Many ghost stories begin with love. This story involves a love unrequited, and vengeance. Todays haunted place is the well known Brandon Plantation in Prince George County, Virginia. On what should have been the happiest day of her life, a young bride was the victim of unspeakable evil.

During the 1700s there lived a girl named Jane Evelyn Harrison. Eighteen and by all accounts ravishing in her beauty Jane was a sight to behold. She also was well aware of her beauty and was not above using that along with her families influence to break the heart of any man who fancied her. One such young man was Pierre Bondurant, a Frenchman who fell for the young Ms. Harrison as hard as any man has ever fallen for a woman.

They met at a spring dance and it was only after a short while that the Frenchman began proposing marriage to Jane almost on a daily basis. Jane used every trick in the book to keep stringing Pierre along. Finally, as Pierre was leaving for a long trip back to France, he practically begged Jane for her hand. Jane told him that she would only marry him if her father would agree to the union. Pierre was overjoyed as he left on his trip. However, Jane knew her father would never agree to the match.

Jane was right. Only in Paris for a month, Pierre received a letter that destroyed him. Jane was engaged to another man and was to be wed at Brandon Plantation that fall. What even worse was that Pierre himself was invited to the wedding of the girl who had his heart. So, on the last day in November Pierre was among the over one hundred guest that gathered to see Jane Harrison marry Ralph Cocke.

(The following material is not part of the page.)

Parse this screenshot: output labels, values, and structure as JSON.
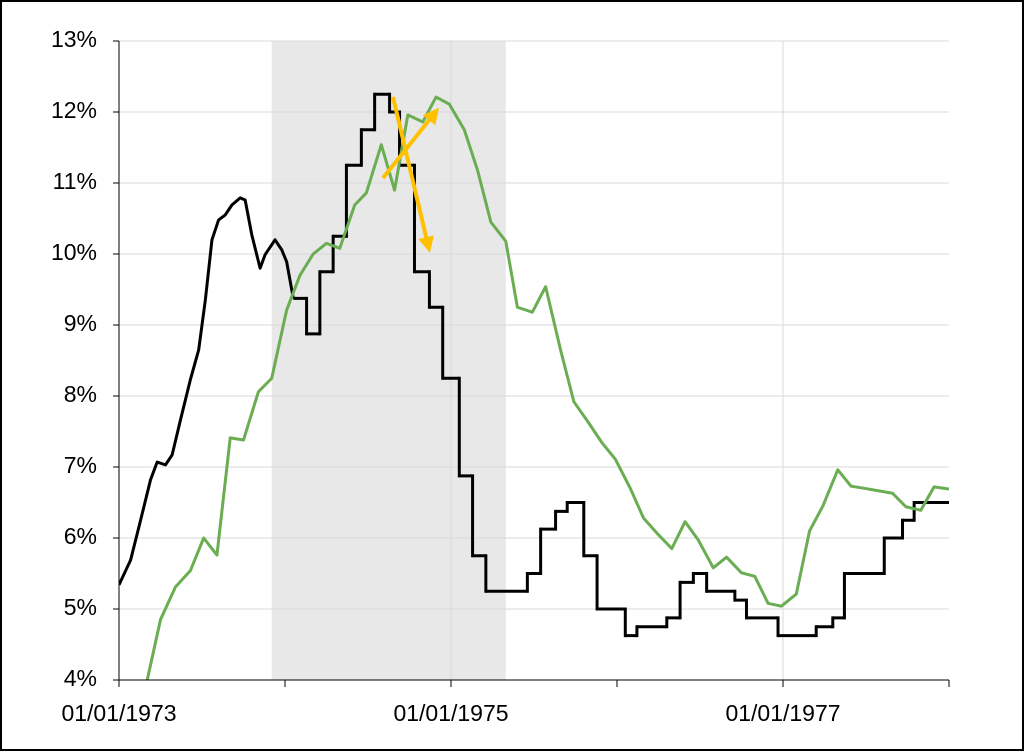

Pierre humbly asked the groom if he might be the one to toast the couple first. Seeing no harm in the gesture, his request was granted. Pierre raised his glass and said “Whatever fate may be, and this day alone will tell, may both of you be happy and free from sorrow, malice and ill”. The wedding happened without incident and after a huge reception was thrown.

During the party, Pierre pulled Jane aside and offered her a glass of champagne. “Let us toast to our health” he said. Overjoyed he displayed no animosity about their earlier fling, Jane took the glass and drank it down. Pierre then recited these words to Jane: “Twas you I loved when we first met. I love you then and I love you yet; ’tis vain for me to forget, Lo! Both of us could die before sunset”. Pierre then saw that Jane’s new husband had heard those words and embarrassed, quickly drank his champagne and left the house.

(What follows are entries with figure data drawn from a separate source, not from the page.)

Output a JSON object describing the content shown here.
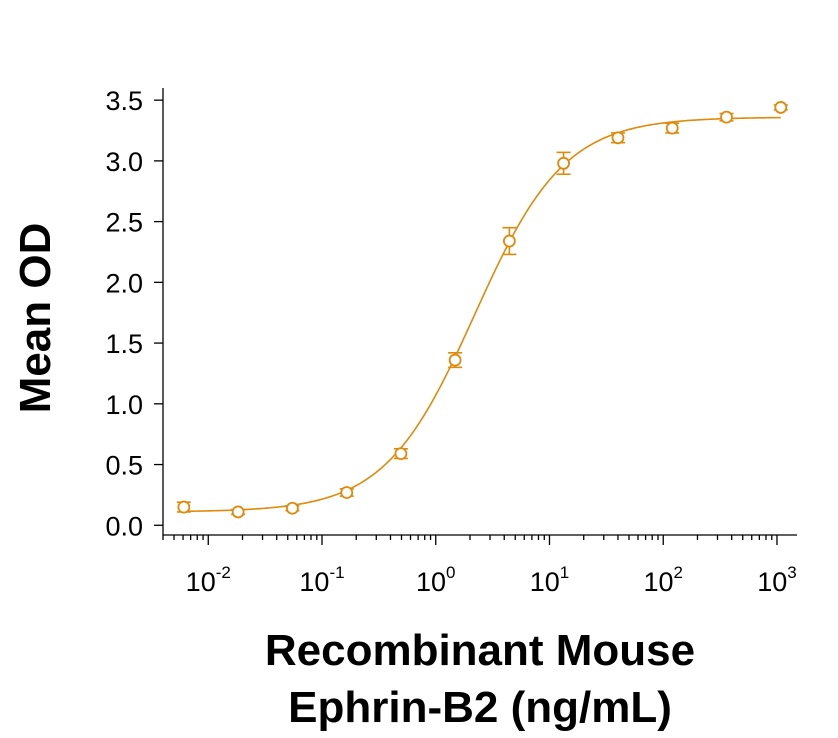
{
  "chart_data": {
    "type": "scatter",
    "title": "",
    "ylabel": "Mean OD",
    "xlabel_lines": [
      "Recombinant Mouse",
      "Ephrin-B2 (ng/mL)"
    ],
    "x_scale": "log",
    "xlim": [
      0.004,
      1500
    ],
    "ylim": [
      -0.08,
      3.6
    ],
    "y_ticks": [
      "0.0",
      "0.5",
      "1.0",
      "1.5",
      "2.0",
      "2.5",
      "3.0",
      "3.5"
    ],
    "x_ticks": [
      {
        "base": "10",
        "exp": "-2"
      },
      {
        "base": "10",
        "exp": "-1"
      },
      {
        "base": "10",
        "exp": "0"
      },
      {
        "base": "10",
        "exp": "1"
      },
      {
        "base": "10",
        "exp": "2"
      },
      {
        "base": "10",
        "exp": "3"
      }
    ],
    "color": "#E08A0B",
    "grid": false,
    "series": [
      {
        "points": [
          {
            "x": 0.0061,
            "y": 0.15,
            "err": 0.04
          },
          {
            "x": 0.0183,
            "y": 0.11,
            "err": 0.02
          },
          {
            "x": 0.0549,
            "y": 0.14,
            "err": 0.02
          },
          {
            "x": 0.165,
            "y": 0.27,
            "err": 0.03
          },
          {
            "x": 0.494,
            "y": 0.59,
            "err": 0.04
          },
          {
            "x": 1.48,
            "y": 1.36,
            "err": 0.06
          },
          {
            "x": 4.44,
            "y": 2.34,
            "err": 0.11
          },
          {
            "x": 13.3,
            "y": 2.98,
            "err": 0.09
          },
          {
            "x": 40.0,
            "y": 3.19,
            "err": 0.04
          },
          {
            "x": 120,
            "y": 3.27,
            "err": 0.04
          },
          {
            "x": 360,
            "y": 3.36,
            "err": 0.03
          },
          {
            "x": 1080,
            "y": 3.44,
            "err": 0.02
          }
        ],
        "fit": {
          "model": "4PL",
          "bottom": 0.11,
          "top": 3.36,
          "ec50": 2.2,
          "hill": 1.1
        }
      }
    ]
  }
}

By the time the last guest left the party, Jane had fallen in the drawing room and now was on her deathbed, poisoned from the drink given to her by Pierre. She would die that evening gasping for breathe. As they prepared the body for burial, it was discovered that her wedding ring was missing. It would turn up in the coat pocket of Pierre Bondurant, who was found dead in the carriage that carried him from Brandon Plantation. The ring was returned to Jane’s family, but her aunt who owned Brandon at the time, claimed the ring was now cursed and had it embedded in the plaster of the ceiling over the spot where Jane fell.

After that, people who worked and lived at Brandon began to see a ghostly image of a woman in white who appeared only in late November. Years later the house changed hands to a woman named Helen. One night, Helen was walking by the family cemetery on the grounds when she saw a figure drifting towards the house. She hurried inside the house and when she was safely inside, she heard a crash coming from the drawing room. She went to investigate, and found the same figure hovering over the floor. Helen claimed the figure was going from place to place before settling over the fallen piece of plaster. It looked as if the ghost was looking for something. A few seconds passed before the spirit looked up, and floated through the wall and disappeared.

Helen looked through the fallen plaster and found a tarnished wedding ring. Figuring that’s what the ghost was looking for, she had the ring suspended from the ceiling on a string. It remains there to this day, as does the ghost of Jane, looking for her ring.